What I’ve found is that you make time for the things that matter to you. Everyone has the time. It’s just a question of deciding what to do with that time. For some people, it’s providing for their family. For others, it’s finding that precarious balance between taking care of business and the soul-work of being there for husband, children, friends and neighbors.

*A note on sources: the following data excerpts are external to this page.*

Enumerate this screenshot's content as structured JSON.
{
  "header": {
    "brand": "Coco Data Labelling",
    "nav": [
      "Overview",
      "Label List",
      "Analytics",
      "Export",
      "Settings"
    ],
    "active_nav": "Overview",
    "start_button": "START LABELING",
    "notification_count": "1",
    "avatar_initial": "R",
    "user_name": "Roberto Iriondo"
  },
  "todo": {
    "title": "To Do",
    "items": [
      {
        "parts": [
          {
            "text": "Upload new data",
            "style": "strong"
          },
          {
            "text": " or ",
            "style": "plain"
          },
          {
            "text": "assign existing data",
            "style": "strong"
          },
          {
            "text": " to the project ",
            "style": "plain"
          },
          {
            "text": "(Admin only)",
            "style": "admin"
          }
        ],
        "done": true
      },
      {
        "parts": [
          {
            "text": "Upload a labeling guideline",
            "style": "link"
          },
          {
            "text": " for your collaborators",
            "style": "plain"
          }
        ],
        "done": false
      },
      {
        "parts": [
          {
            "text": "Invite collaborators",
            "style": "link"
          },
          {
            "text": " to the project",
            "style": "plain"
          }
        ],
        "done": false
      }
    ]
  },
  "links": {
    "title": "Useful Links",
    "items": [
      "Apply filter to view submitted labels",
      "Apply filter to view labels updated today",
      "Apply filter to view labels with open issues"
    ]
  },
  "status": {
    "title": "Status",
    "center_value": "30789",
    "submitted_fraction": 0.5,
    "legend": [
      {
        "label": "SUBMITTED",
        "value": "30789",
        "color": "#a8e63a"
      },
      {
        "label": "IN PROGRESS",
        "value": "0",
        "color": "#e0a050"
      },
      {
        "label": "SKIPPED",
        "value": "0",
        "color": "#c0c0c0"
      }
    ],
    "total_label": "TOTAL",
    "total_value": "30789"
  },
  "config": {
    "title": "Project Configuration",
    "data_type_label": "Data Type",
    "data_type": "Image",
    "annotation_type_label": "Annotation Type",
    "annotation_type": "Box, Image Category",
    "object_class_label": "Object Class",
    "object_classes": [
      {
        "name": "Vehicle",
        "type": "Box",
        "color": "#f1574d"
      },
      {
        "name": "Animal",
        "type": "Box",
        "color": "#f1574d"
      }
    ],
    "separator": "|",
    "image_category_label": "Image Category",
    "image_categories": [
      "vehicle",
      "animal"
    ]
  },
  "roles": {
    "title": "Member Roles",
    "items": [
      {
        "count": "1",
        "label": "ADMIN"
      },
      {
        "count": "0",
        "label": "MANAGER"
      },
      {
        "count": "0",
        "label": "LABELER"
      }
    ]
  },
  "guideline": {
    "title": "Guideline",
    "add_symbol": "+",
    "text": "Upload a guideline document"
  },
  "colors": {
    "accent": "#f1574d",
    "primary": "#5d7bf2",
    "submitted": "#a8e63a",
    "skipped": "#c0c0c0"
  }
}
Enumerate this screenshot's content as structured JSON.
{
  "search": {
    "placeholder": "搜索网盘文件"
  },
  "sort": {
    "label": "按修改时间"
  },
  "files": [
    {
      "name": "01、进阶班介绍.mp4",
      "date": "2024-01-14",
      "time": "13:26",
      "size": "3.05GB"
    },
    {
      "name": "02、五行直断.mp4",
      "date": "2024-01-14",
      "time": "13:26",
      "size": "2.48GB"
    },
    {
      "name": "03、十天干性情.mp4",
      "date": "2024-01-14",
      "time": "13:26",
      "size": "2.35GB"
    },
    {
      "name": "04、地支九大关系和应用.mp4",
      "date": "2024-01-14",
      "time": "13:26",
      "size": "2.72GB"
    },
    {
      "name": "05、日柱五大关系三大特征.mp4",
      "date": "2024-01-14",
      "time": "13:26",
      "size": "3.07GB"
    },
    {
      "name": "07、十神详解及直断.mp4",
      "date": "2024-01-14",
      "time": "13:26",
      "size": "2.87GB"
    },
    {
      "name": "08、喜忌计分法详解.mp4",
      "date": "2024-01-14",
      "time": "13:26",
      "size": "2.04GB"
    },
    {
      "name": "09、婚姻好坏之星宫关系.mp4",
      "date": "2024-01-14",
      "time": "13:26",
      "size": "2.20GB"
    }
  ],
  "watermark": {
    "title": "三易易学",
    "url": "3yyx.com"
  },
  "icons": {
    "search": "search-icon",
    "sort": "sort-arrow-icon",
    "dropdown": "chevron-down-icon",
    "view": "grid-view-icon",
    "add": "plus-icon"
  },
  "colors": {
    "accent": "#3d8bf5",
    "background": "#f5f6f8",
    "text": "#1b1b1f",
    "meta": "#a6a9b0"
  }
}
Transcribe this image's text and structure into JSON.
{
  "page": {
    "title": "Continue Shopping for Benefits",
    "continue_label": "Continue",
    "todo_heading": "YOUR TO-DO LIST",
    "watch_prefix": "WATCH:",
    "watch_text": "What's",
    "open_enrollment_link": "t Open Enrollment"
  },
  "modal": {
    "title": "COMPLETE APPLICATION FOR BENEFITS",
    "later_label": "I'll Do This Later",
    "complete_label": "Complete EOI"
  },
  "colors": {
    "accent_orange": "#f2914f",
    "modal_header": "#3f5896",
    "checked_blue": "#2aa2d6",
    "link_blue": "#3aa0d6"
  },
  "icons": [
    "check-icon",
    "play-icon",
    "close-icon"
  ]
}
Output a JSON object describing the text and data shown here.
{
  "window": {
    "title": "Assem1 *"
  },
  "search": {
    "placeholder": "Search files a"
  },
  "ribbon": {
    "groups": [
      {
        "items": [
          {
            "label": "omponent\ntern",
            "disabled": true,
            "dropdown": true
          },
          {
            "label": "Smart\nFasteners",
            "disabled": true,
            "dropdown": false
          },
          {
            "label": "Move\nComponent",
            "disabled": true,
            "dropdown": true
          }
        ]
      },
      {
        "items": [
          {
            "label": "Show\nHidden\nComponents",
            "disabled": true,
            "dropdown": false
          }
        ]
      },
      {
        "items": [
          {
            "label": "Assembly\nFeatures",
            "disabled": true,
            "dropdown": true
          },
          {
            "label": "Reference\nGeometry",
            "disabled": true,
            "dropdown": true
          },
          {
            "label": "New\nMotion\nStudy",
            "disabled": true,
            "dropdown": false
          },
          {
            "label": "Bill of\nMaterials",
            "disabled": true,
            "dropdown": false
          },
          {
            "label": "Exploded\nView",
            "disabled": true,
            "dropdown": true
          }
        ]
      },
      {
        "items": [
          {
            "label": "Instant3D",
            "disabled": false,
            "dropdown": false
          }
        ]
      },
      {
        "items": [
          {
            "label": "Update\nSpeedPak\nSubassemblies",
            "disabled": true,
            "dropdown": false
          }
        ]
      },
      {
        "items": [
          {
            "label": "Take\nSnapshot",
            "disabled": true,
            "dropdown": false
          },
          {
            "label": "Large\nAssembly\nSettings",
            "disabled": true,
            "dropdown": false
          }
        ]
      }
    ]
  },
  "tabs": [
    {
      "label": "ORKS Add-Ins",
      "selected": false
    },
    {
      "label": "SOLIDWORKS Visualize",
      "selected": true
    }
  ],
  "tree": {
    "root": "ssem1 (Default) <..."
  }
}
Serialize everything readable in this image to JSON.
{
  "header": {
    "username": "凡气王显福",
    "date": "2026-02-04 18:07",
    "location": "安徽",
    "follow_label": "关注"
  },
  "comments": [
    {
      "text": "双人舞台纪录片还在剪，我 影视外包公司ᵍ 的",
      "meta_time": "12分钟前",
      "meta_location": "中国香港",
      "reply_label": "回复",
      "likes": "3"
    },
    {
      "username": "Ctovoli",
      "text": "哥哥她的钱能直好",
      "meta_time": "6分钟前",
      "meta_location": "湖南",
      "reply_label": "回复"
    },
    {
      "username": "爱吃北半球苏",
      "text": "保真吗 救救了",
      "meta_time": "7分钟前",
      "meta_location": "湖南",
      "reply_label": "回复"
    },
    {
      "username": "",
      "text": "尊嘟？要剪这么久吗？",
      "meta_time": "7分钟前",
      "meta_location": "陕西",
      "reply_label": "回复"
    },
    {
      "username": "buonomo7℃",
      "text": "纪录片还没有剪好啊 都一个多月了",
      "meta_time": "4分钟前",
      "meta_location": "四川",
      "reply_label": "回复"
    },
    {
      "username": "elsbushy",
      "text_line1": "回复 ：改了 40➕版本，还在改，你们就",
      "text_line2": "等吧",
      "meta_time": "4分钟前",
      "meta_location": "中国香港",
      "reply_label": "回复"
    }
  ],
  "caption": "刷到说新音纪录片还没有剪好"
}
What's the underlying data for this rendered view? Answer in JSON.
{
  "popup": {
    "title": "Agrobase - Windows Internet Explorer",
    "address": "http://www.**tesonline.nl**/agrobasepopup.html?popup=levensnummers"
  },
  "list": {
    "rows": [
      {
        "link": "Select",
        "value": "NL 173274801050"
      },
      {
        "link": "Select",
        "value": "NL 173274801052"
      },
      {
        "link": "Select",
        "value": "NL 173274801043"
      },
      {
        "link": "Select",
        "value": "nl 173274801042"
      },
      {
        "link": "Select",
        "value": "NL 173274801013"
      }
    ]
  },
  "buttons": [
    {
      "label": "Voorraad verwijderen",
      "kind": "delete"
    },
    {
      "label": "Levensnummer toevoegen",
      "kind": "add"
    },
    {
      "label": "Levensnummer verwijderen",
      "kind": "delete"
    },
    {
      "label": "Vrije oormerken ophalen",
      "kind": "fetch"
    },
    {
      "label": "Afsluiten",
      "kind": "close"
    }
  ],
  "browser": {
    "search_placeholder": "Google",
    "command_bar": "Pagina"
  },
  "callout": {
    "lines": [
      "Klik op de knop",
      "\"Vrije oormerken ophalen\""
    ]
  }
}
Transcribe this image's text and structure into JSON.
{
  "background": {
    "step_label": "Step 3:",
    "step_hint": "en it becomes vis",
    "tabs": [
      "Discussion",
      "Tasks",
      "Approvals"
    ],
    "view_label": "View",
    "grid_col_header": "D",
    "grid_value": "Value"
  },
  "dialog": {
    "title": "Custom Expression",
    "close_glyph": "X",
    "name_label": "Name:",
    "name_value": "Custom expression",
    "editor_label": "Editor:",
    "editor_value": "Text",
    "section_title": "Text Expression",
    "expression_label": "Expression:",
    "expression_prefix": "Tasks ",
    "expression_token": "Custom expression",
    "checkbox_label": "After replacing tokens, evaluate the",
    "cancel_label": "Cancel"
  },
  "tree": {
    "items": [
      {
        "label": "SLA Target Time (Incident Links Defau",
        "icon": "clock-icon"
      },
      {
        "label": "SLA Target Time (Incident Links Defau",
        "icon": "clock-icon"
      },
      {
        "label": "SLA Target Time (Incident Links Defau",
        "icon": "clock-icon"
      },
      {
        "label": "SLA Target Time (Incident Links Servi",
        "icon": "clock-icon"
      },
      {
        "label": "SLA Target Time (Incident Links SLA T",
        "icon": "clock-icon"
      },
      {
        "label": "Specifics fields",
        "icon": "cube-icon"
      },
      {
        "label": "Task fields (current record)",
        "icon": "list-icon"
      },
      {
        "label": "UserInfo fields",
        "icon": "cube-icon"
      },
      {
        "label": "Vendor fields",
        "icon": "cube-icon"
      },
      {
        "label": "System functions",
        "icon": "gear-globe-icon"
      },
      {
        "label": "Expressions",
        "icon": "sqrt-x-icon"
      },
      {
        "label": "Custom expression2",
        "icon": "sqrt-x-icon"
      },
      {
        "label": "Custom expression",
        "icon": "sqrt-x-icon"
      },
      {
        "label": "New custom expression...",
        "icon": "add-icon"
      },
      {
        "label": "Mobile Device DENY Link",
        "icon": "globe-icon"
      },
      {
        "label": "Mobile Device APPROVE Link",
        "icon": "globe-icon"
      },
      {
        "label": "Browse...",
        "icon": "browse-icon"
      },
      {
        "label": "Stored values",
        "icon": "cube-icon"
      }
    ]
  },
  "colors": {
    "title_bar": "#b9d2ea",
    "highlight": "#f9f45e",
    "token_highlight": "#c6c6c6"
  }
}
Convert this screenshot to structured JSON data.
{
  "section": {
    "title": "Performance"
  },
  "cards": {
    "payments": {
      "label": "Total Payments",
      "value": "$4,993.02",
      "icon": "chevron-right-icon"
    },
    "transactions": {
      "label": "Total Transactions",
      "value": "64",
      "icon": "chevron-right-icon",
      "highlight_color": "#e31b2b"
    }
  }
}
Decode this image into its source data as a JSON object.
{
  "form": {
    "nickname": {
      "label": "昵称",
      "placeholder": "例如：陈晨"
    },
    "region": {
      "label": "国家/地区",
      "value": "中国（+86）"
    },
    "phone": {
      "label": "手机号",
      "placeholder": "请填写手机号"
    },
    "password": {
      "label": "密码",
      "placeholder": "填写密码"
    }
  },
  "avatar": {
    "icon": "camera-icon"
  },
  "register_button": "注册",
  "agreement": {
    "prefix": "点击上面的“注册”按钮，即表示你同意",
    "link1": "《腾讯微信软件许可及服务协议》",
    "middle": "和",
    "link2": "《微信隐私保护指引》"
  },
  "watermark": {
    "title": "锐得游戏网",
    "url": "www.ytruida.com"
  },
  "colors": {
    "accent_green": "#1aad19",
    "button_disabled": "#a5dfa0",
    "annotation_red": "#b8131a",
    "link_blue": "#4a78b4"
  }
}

I’m supposed to be making the last-minute preparations before our departure on the epic road trip, but instead I find myself dithering over the quilt, contemplating sashing and borders and whether my color palette is strong and balanced. Although the top is pieced, the backing and batting in place, there is still much work to be done. Embellishments to add. It might not be proper quilting technique, but quilting is an art, not a science. My crafter’s bag is filled with snippets of fabric culled from old, familiar clothes, fabric toys and textiles that have been outgrown, but were too dear or too damaged to take the Goodwill bin. I’m a big believer in charity bins. Just because a garment is no longer suitable doesn’t mean it couldn’t be right for someone else. On the other hand, some things are not meant to be parted with.